Ablam Türkiye'de dış hekimi. Kliniği var, orada çalışıyor. Babam bu mesleği pek istemesede ablam sevdiği mesleği yapıyor ya önemli olan da bu.
Valizimi odama çıkarıp boşalttım. Eşyalarımi dolabıma yerleştirip yatağımın altindaki kutumu çıkarttım. O kutuyu çıkarınca sanki annem yanıma geliyordu birlikte dertleşiyorduk Ah anneciğim seni ne kadar özledigimi bir bilsen.
Kutunun kapağını açıp içindeki albümü elime aldım. Fotoğraflara bakarken gözlerim dolmuştu. En son ki annem babam ablam... O fotoğraf karesi göz yaşlarıma engel olamadım. Beb yoktum. Çünkü annem beni doğururken ölmüştü. Albümdeki tüm fotoğrafları inceleyip ağadıktan sonra annemin fularını elime alıp kokusunu içime çektim. O kadar güzel kokuyordu ki.
Kutumda bir de annnemin alyansı vardı. Bir kaç tane daha anneme ait eşyayı inceledikten sonra kutuyu kapatıp yerine koydum.
Yatağıma yatıp düşünmeye başladım. Acaba annem nasıl biriydi. Fotoğrafları var ama gençlik halleri. Hep annemin ölümüyle kendimi suçladım. Ben doğmasaydım annem ölmeyecekti. Hep benim yüzümden demekten kendimi alamıyorum. Ablam ve babam senin bir suçun yok deselerde yine de suçlu hissediyorum kendimi.
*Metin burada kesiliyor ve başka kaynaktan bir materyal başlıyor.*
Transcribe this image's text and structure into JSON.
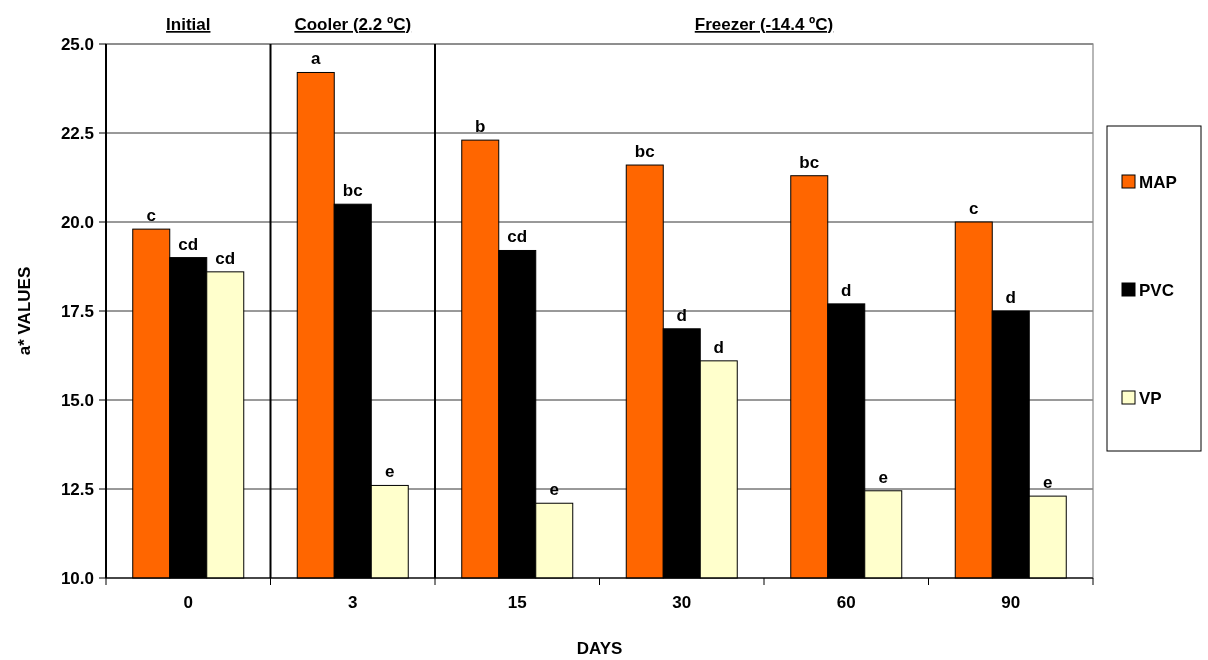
{
  "chart_data": {
    "type": "bar",
    "xlabel": "DAYS",
    "ylabel": "a*  VALUES",
    "categories": [
      "0",
      "3",
      "15",
      "30",
      "60",
      "90"
    ],
    "series": [
      {
        "name": "MAP",
        "color": "#ff6600",
        "values": [
          19.8,
          24.2,
          22.3,
          21.6,
          21.3,
          20.0
        ],
        "value_labels": [
          "c",
          "a",
          "b",
          "bc",
          "bc",
          "c"
        ]
      },
      {
        "name": "PVC",
        "color": "#000000",
        "values": [
          19.0,
          20.5,
          19.2,
          17.0,
          17.7,
          17.5
        ],
        "value_labels": [
          "cd",
          "bc",
          "cd",
          "d",
          "d",
          "d"
        ]
      },
      {
        "name": "VP",
        "color": "#ffffcc",
        "values": [
          18.6,
          12.6,
          12.1,
          16.1,
          12.45,
          12.3
        ],
        "value_labels": [
          "cd",
          "e",
          "e",
          "d",
          "e",
          "e"
        ]
      }
    ],
    "annotations": [
      "Initial",
      "Cooler (2.2 ºC)",
      "Freezer (-14.4 ºC)"
    ],
    "ylim": [
      10,
      25
    ],
    "yticks": [
      {
        "value": 10,
        "label": "10.0"
      },
      {
        "value": 12.5,
        "label": "12.5"
      },
      {
        "value": 15,
        "label": "15.0"
      },
      {
        "value": 17.5,
        "label": "17.5"
      },
      {
        "value": 20,
        "label": "20.0"
      },
      {
        "value": 22.5,
        "label": "22.5"
      },
      {
        "value": 25,
        "label": "25.0"
      }
    ],
    "grid": "y",
    "legend": "right"
  }
}
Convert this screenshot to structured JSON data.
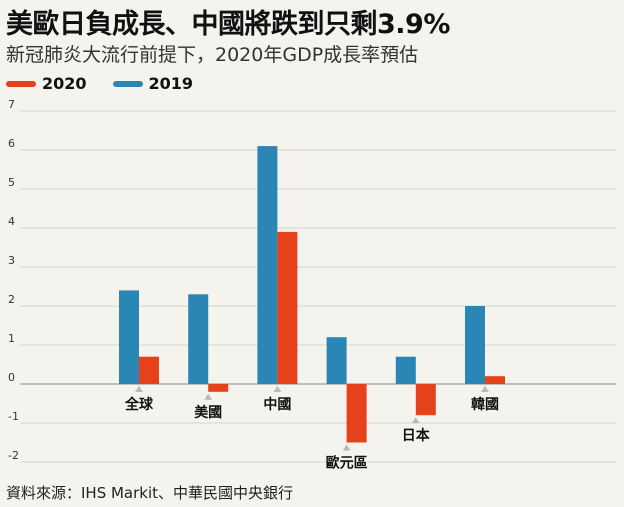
{
  "title": "美歐日負成長、中國將跌到只剩3.9%",
  "subtitle": "新冠肺炎大流行前提下，2020年GDP成長率預估",
  "source": "資料來源：IHS Markit、中華民國中央銀行",
  "colors": {
    "s2020": "#e5421c",
    "s2019": "#2a86b5",
    "background": "#f5f3ee"
  },
  "chart_data": {
    "type": "bar",
    "categories": [
      "全球",
      "美國",
      "中國",
      "歐元區",
      "日本",
      "韓國"
    ],
    "series": [
      {
        "name": "2020",
        "values": [
          0.7,
          -0.2,
          3.9,
          -1.5,
          -0.8,
          0.2
        ]
      },
      {
        "name": "2019",
        "values": [
          2.4,
          2.3,
          6.1,
          1.2,
          0.7,
          2.0
        ]
      }
    ],
    "ylim": [
      -2,
      7
    ],
    "yticks": [
      "-2",
      "-1",
      "0",
      "1",
      "2",
      "3",
      "4",
      "5",
      "6",
      "7"
    ],
    "grid": true,
    "legend": "top-left"
  }
}
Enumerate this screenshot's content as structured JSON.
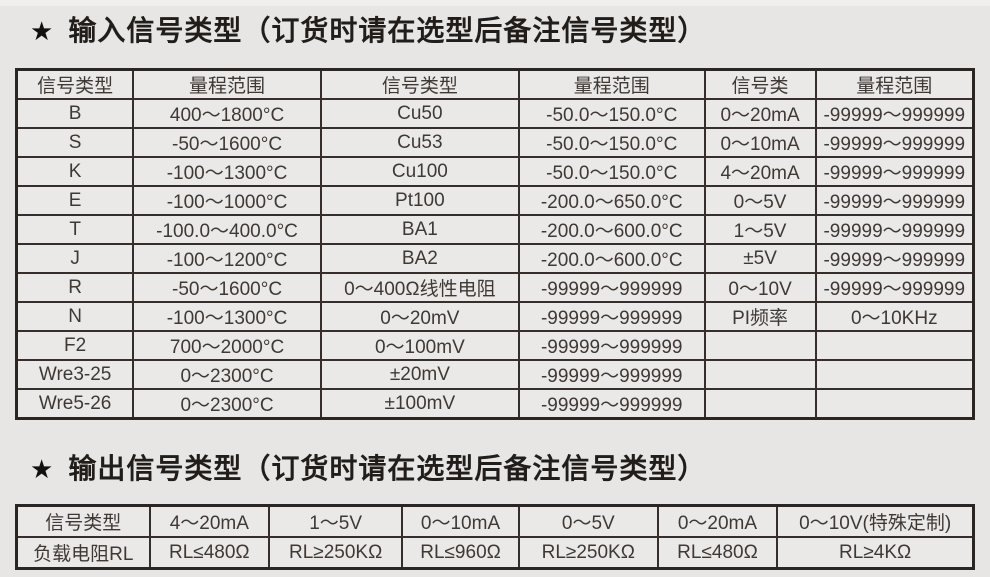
{
  "theme": {
    "page_background": "#e8e6e4",
    "cell_background": "#ebe9e8",
    "border_color": "#352e2b",
    "title_color": "#211d1b",
    "text_color": "#3f3935"
  },
  "input_section": {
    "star": "★",
    "title": "输入信号类型（订货时请在选型后备注信号类型）",
    "table": {
      "headers": [
        "信号类型",
        "量程范围",
        "信号类型",
        "量程范围",
        "信号类",
        "量程范围"
      ],
      "rows": [
        [
          "B",
          "400～1800°C",
          "Cu50",
          "-50.0～150.0°C",
          "0～20mA",
          "-99999～999999"
        ],
        [
          "S",
          "-50～1600°C",
          "Cu53",
          "-50.0～150.0°C",
          "0～10mA",
          "-99999～999999"
        ],
        [
          "K",
          "-100～1300°C",
          "Cu100",
          "-50.0～150.0°C",
          "4～20mA",
          "-99999～999999"
        ],
        [
          "E",
          "-100～1000°C",
          "Pt100",
          "-200.0～650.0°C",
          "0～5V",
          "-99999～999999"
        ],
        [
          "T",
          "-100.0～400.0°C",
          "BA1",
          "-200.0～600.0°C",
          "1～5V",
          "-99999～999999"
        ],
        [
          "J",
          "-100～1200°C",
          "BA2",
          "-200.0～600.0°C",
          "±5V",
          "-99999～999999"
        ],
        [
          "R",
          "-50～1600°C",
          "0～400Ω线性电阻",
          "-99999～999999",
          "0～10V",
          "-99999～999999"
        ],
        [
          "N",
          "-100～1300°C",
          "0～20mV",
          "-99999～999999",
          "PI频率",
          "0～10KHz"
        ],
        [
          "F2",
          "700～2000°C",
          "0～100mV",
          "-99999～999999",
          "",
          ""
        ],
        [
          "Wre3-25",
          "0～2300°C",
          "±20mV",
          "-99999～999999",
          "",
          ""
        ],
        [
          "Wre5-26",
          "0～2300°C",
          "±100mV",
          "-99999～999999",
          "",
          ""
        ]
      ]
    }
  },
  "output_section": {
    "star": "★",
    "title": "输出信号类型（订货时请在选型后备注信号类型）",
    "table": {
      "rows": [
        [
          "信号类型",
          "4～20mA",
          "1～5V",
          "0～10mA",
          "0～5V",
          "0～20mA",
          "0～10V(特殊定制)"
        ],
        [
          "负载电阻RL",
          "RL≤480Ω",
          "RL≥250KΩ",
          "RL≤960Ω",
          "RL≥250KΩ",
          "RL≤480Ω",
          "RL≥4KΩ"
        ]
      ]
    }
  }
}
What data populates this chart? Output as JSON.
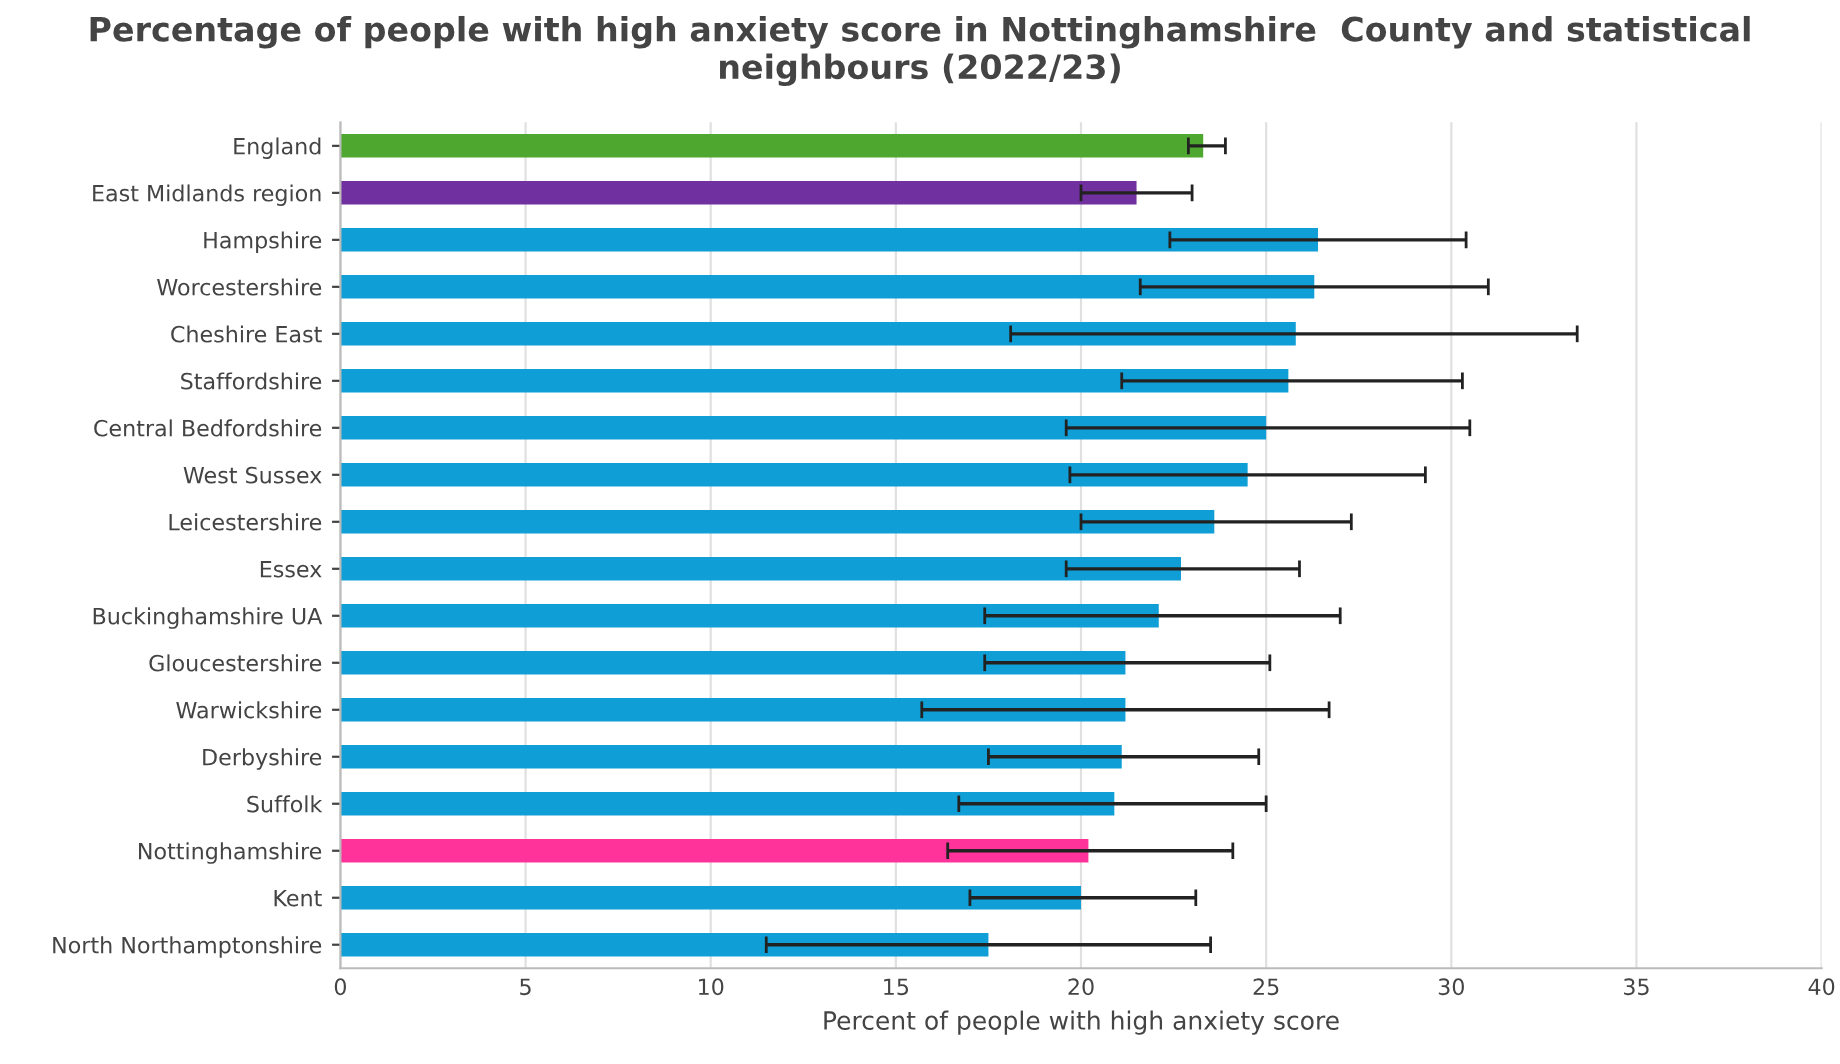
{
  "chart_data": {
    "type": "bar",
    "orientation": "horizontal",
    "title": "Percentage of people with high anxiety score in Nottinghamshire  County and statistical neighbours (2022/23)",
    "xlabel": "Percent of people with high anxiety score",
    "categories": [
      "England",
      "East Midlands region",
      "Hampshire",
      "Worcestershire",
      "Cheshire East",
      "Staffordshire",
      "Central Bedfordshire",
      "West Sussex",
      "Leicestershire",
      "Essex",
      "Buckinghamshire UA",
      "Gloucestershire",
      "Warwickshire",
      "Derbyshire",
      "Suffolk",
      "Nottinghamshire",
      "Kent",
      "North Northamptonshire"
    ],
    "values": [
      23.3,
      21.5,
      26.4,
      26.3,
      25.8,
      25.6,
      25.0,
      24.5,
      23.6,
      22.7,
      22.1,
      21.2,
      21.2,
      21.1,
      20.9,
      20.2,
      20.0,
      17.5
    ],
    "errors": [
      [
        22.9,
        23.9
      ],
      [
        20.0,
        23.0
      ],
      [
        22.4,
        30.4
      ],
      [
        21.6,
        31.0
      ],
      [
        18.1,
        33.4
      ],
      [
        21.1,
        30.3
      ],
      [
        19.6,
        30.5
      ],
      [
        19.7,
        29.3
      ],
      [
        20.0,
        27.3
      ],
      [
        19.6,
        25.9
      ],
      [
        17.4,
        27.0
      ],
      [
        17.4,
        25.1
      ],
      [
        15.7,
        26.7
      ],
      [
        17.5,
        24.8
      ],
      [
        16.7,
        25.0
      ],
      [
        16.4,
        24.1
      ],
      [
        17.0,
        23.1
      ],
      [
        11.5,
        23.5
      ]
    ],
    "colors": [
      "#4ea72e",
      "#7030a0",
      "#0f9ed5",
      "#0f9ed5",
      "#0f9ed5",
      "#0f9ed5",
      "#0f9ed5",
      "#0f9ed5",
      "#0f9ed5",
      "#0f9ed5",
      "#0f9ed5",
      "#0f9ed5",
      "#0f9ed5",
      "#0f9ed5",
      "#0f9ed5",
      "#ff3399",
      "#0f9ed5",
      "#0f9ed5"
    ],
    "xlim": [
      0,
      40
    ],
    "xticks": [
      0,
      5,
      10,
      15,
      20,
      25,
      30,
      35,
      40
    ],
    "grid": "x",
    "legend": false
  }
}
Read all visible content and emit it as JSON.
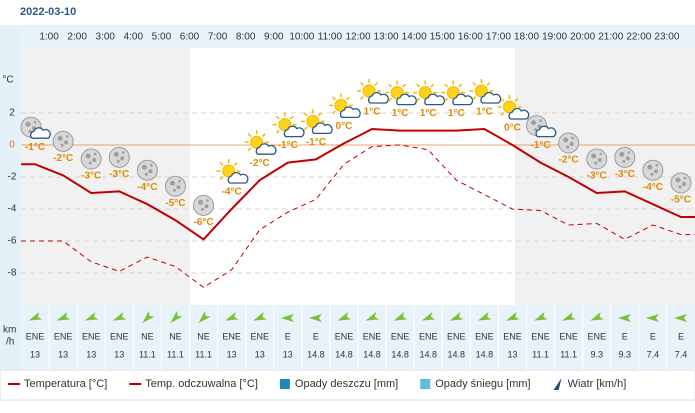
{
  "chart_data": {
    "type": "line",
    "title": "2022-03-10",
    "categories": [
      null,
      "1:00",
      "2:00",
      "3:00",
      "4:00",
      "5:00",
      "6:00",
      "7:00",
      "8:00",
      "9:00",
      "10:00",
      "11:00",
      "12:00",
      "13:00",
      "14:00",
      "15:00",
      "16:00",
      "17:00",
      "18:00",
      "19:00",
      "20:00",
      "21:00",
      "22:00",
      "23:00"
    ],
    "icons": [
      "moon-cloud",
      "moon",
      "moon",
      "moon",
      "moon",
      "moon",
      "moon",
      "sun-cloud",
      "sun-cloud",
      "sun-cloud",
      "sun-cloud",
      "sun-cloud",
      "sun-cloud",
      "sun-cloud",
      "sun-cloud",
      "sun-cloud",
      "sun-cloud",
      "sun-cloud",
      "moon-cloud",
      "moon",
      "moon",
      "moon",
      "moon",
      "moon"
    ],
    "series": [
      {
        "name": "Temperatura [°C]",
        "color": "#c00000",
        "values": [
          -1.2,
          -1.9,
          -3.0,
          -2.9,
          -3.7,
          -4.7,
          -5.9,
          -4.0,
          -2.2,
          -1.1,
          -0.9,
          0.1,
          1.0,
          0.9,
          0.9,
          0.9,
          1.0,
          0.0,
          -1.1,
          -2.0,
          -3.0,
          -2.9,
          -3.7,
          -4.5
        ],
        "value_labels": [
          "-1°C",
          "-2°C",
          "-3°C",
          "-3°C",
          "-4°C",
          "-5°C",
          "-6°C",
          "-4°C",
          "-2°C",
          "-1°C",
          "-1°C",
          "0°C",
          "1°C",
          "1°C",
          "1°C",
          "1°C",
          "1°C",
          "0°C",
          "-1°C",
          "-2°C",
          "-3°C",
          "-3°C",
          "-4°C",
          "-5°C"
        ]
      },
      {
        "name": "Temp. odczuwalna [°C]",
        "color": "#c00000",
        "dashed": true,
        "values": [
          -6.0,
          -6.0,
          -7.3,
          -7.9,
          -7.0,
          -7.6,
          -8.9,
          -7.8,
          -5.3,
          -4.2,
          -3.4,
          -1.2,
          -0.1,
          0.0,
          -0.3,
          -2.2,
          -3.1,
          -4.0,
          -4.1,
          -5.0,
          -4.9,
          -5.9,
          -5.0,
          -5.6
        ]
      }
    ],
    "legend_extra": [
      {
        "name": "Opady deszczu [mm]",
        "color": "#1a8ab8"
      },
      {
        "name": "Opady śniegu [mm]",
        "color": "#5cbcdc"
      },
      {
        "name": "Wiatr [km/h]",
        "color": "#2a4a6a"
      }
    ],
    "y_unit": "°C",
    "ylim": [
      -10,
      7.5
    ],
    "yticks": [
      -8,
      -6,
      -4,
      -2,
      0,
      2
    ],
    "grid": true,
    "wind": {
      "unit": [
        "km",
        "/h"
      ],
      "directions": [
        "ENE",
        "ENE",
        "ENE",
        "ENE",
        "NE",
        "NE",
        "NE",
        "ENE",
        "ENE",
        "E",
        "E",
        "ENE",
        "ENE",
        "ENE",
        "ENE",
        "ENE",
        "ENE",
        "ENE",
        "ENE",
        "ENE",
        "ENE",
        "E",
        "E",
        "E"
      ],
      "speeds": [
        "13",
        "13",
        "13",
        "13",
        "11.1",
        "11.1",
        "11.1",
        "13",
        "13",
        "13",
        "14.8",
        "14.8",
        "14.8",
        "14.8",
        "14.8",
        "14.8",
        "14.8",
        "13",
        "11.1",
        "11.1",
        "9.3",
        "9.3",
        "7.4",
        "7.4"
      ]
    }
  }
}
Kapıyı tıklayıp ablam içeri girdi. Yanıma oturup "Napıyorsun yine eskileri mi karıştırıyorsun." Nasılda anlamıştı.
Konuşmak yerine kafamı salladım.
"Hep benim yüzümden be abla."
"Şşt hiç bir şey senin yüzünden değil tamam mı? "
"Bilmiyorum. "
Kısa sessizliği benim sorum bozmuştu.
"Abla."
"Efendim." dedi bana bakmadan.
"Nişanlın kim?"
"Tanımazsın yarın tanıştıracağım sizi."
"Hmm."
"Kardeşi var sana ayarlayım mı? " Diye terbiyesizce sırıttı.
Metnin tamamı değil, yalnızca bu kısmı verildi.